Where Gilman looks most critically at her creation is on the subject of motherhood. She uses the real world expectation in her fictional one, taking it to the extreme so that becoming a mother is the absolute be all and end all of life, it’s just that they happen to live full lives otherwise. (She has by this stage built up your imagination of the world enough that you can see the patriarchy and western concept of manhood aligning perfectly with this taken-to-the-extreme concept of motherhood.)
The country revolves around motherhood. It’s the highest, best thing, a woman – a person – can live for; it’s a religion. It’s both a clever criticism of the west and a criticism of itself:
“The only thing they can think of about a man is Fatherhood!” said Terry in high scorn. “Fatherhood! As if a man was always wanting to be a father!”
Motherhood is where the novella meets its biggest present day opposition. The basic history of the land is science fiction – it might even disappoint you because Gilman takes a giant definite leap towards fantasy, away from real world concepts. Herland women started experiencing immaculate conceptions and this reproduction produces only females. The contention today is in the continual effect of that propagation (because it’s now natural) – in order to not become overwhelmed by overpopulation, the highest people in Herland decreed that some women must ‘suppress the urge’ to reproduce and leave it to a select number of chosen women. Some women are so favoured they have more than one child.

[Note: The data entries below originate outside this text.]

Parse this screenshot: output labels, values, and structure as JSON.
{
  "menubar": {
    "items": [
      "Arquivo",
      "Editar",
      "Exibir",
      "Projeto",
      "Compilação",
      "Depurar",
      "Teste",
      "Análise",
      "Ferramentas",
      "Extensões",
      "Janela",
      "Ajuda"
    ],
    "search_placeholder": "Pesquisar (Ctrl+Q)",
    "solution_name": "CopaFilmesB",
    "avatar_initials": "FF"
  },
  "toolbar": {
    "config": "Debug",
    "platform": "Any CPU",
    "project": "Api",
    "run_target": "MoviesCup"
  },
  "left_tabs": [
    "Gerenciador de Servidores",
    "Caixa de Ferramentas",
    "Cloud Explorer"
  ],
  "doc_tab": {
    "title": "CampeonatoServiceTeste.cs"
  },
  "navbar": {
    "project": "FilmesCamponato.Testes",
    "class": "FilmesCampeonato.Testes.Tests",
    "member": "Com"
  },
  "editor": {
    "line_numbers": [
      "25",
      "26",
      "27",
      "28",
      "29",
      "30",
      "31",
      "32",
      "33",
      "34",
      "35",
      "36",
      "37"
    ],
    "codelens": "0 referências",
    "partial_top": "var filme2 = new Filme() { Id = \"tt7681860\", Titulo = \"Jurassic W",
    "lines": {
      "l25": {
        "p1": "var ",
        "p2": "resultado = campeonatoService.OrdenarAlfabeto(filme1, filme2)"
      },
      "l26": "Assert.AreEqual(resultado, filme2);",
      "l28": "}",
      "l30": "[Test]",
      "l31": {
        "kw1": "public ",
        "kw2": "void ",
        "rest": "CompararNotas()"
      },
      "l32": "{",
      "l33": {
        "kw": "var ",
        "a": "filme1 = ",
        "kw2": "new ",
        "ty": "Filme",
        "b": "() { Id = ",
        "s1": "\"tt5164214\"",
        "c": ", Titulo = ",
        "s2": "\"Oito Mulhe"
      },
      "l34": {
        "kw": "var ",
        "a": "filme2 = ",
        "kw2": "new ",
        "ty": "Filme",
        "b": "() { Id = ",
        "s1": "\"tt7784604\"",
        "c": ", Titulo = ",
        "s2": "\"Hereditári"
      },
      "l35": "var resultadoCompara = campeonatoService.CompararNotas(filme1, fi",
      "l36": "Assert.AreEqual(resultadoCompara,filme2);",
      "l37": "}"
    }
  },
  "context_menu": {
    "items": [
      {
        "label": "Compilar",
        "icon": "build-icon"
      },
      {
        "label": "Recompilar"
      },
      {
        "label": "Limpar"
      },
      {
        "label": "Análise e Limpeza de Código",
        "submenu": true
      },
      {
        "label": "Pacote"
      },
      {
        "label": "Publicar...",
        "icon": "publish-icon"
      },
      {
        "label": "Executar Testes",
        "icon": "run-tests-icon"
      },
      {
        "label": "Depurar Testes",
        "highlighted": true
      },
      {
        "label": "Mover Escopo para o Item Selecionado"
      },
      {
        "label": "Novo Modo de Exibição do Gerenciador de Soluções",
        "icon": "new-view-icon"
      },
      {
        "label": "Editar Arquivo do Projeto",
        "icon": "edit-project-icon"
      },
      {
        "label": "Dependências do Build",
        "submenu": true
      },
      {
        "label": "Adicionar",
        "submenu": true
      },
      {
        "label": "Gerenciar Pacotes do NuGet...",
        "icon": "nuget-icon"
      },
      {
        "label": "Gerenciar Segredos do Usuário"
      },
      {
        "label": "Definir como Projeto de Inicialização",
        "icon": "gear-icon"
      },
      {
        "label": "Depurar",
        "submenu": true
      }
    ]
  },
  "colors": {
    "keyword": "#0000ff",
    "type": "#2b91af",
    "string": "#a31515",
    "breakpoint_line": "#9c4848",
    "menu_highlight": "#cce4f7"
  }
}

The criticism itself comes in where Gilman places what we would now call a cheeky child outside of the circle of those chosen to later be mothers. If you combine this concept with Herland’s success at eradicating disease, illness, harm, it’s not the happiest picture, despite that this eradication of suffering is for the benefit of everyone in the land.
(The interesting thing about the views of children, in general, displayed here is Gilman’s view of how the west treats them: ‘no Herland children ever met the overbearing rudeness we so commonly show to children’.)
So disability and mental illness become suspect, too. Gilman does not speak of it outright – the illnesses she mentions read as cold and flu – but it creates unease, particularly in the context of today. It’s much like the situation surrounding Bertha Mason in Jane Eyre – you have to consider where prejudice as we view it meets what were average societal thoughts back then and come to your own conclusion.
Gilman says little directly about race. Terry calls the people who reside next to Herland ‘savages’ but given his character in general, in the context of the book it’s hard to say that this is Gilman’s view. Gilman’s Herland could be ethnically mixed; again it’s down to the reader. (I will note here that the question of the author’s views on race are answered in the next book. Since I wouldn’t recommend reading the next book I’d propose you read essays about her instead.)
Herland is an enjoyable read on an entertainment level, at least in terms of being entertained by history and barriers being broken, but it’s not something to read to escape daily life. It demands you think – that is it’s very purpose – and it’s a book you’d be hard pressed not to take a thousand notes on. It has its faults, it has its dated aspects, but it is a triumph in terms of progressive thinking. The only thing really amiss is the ending – the book finishes almost mid movement, but there’s a sequel that continues where the flying machine takes off.